21 March 2006 in .Net, Code | Comments enabled

Part of a current project I’m working on involves creating an RSS feed. After developing an XSLT and the xml to be parsed it looked like everything was going to work out just fine. Loading it up in FireFox was OK however then I loaded it in IE 6.0… Error.

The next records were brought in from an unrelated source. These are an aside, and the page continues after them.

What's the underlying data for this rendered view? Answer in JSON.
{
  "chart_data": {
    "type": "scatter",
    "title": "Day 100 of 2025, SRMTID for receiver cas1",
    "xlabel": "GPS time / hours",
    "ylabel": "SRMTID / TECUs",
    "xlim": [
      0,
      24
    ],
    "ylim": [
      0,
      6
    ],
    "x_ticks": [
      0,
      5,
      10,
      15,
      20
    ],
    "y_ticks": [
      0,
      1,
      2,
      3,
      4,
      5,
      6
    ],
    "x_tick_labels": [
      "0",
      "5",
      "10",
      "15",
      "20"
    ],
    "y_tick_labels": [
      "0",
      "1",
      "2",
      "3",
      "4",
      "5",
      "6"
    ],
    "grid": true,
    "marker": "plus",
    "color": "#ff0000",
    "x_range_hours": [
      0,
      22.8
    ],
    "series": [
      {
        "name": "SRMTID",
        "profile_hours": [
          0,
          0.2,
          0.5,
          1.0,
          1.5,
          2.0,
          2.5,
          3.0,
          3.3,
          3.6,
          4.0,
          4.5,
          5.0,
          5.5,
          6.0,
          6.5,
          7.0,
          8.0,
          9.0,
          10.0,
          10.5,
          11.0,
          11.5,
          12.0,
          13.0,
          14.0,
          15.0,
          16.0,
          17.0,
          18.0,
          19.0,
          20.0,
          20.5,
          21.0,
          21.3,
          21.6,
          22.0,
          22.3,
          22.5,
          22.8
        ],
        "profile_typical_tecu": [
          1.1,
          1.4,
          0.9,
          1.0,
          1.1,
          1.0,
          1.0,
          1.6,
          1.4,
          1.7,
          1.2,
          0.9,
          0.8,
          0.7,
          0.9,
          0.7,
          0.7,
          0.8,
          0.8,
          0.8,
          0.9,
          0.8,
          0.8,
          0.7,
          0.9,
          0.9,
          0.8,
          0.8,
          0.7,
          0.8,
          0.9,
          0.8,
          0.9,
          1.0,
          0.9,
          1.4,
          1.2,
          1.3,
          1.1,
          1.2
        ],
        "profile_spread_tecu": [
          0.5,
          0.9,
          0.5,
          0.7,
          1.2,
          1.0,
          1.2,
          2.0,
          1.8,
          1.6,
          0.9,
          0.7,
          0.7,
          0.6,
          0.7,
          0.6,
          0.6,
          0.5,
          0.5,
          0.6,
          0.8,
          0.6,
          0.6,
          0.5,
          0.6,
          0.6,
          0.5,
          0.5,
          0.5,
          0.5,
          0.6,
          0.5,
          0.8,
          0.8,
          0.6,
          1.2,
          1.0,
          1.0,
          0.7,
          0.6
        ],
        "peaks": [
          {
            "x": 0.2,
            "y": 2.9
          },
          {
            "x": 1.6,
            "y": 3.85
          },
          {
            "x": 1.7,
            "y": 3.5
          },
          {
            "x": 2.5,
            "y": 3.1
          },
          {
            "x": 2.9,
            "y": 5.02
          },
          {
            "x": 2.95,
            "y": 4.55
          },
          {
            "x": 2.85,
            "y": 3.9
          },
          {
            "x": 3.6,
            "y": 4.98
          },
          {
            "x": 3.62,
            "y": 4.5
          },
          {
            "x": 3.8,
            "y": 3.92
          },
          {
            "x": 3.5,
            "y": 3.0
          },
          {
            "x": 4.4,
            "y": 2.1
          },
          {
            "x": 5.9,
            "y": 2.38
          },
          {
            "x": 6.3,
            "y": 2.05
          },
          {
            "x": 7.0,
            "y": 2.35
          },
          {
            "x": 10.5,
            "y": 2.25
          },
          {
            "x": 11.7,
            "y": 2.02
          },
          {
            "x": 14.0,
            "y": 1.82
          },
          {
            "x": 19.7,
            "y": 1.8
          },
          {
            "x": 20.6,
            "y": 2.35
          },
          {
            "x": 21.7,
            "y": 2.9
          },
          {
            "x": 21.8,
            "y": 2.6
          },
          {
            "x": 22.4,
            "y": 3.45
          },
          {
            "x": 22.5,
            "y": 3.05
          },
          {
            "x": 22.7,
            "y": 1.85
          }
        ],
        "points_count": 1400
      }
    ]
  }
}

IE complained bitterly about trying to open the XML however everything else seemed to work. On closer inspection there was an issue with the XML declaration tag:

<?xml version="1.0" encoding="utf-16"?>

It should have been UTF-8, not UTF-16. At it turns out the StringWriter in .NET can only create UTF-16 (StringWriter has an encoding property on it however this is read-only). This was also despite changing the encoding in the XSLT:

<xsl:output omit-xml-declaration="no" method="xml" encoding="utf-8"/>

Of course it seems somewhat short sighted that Microsoft would develop .NET to default to encodings that their own products can’t even support. So after some hunting I’ve changed it to do this:

XmlWriter xtw = new XmlTextWriter(Response.OutputStream, Encoding.UTF8);

_xslTransform.Load(Server.MapPath("rss.xslt"));
_xslTransform.Transform(doc, _argumentList, xtw, new XmlUrlResolver());

Now the encoding is correct and everyone is happy :) Not the most clever feature of .NET.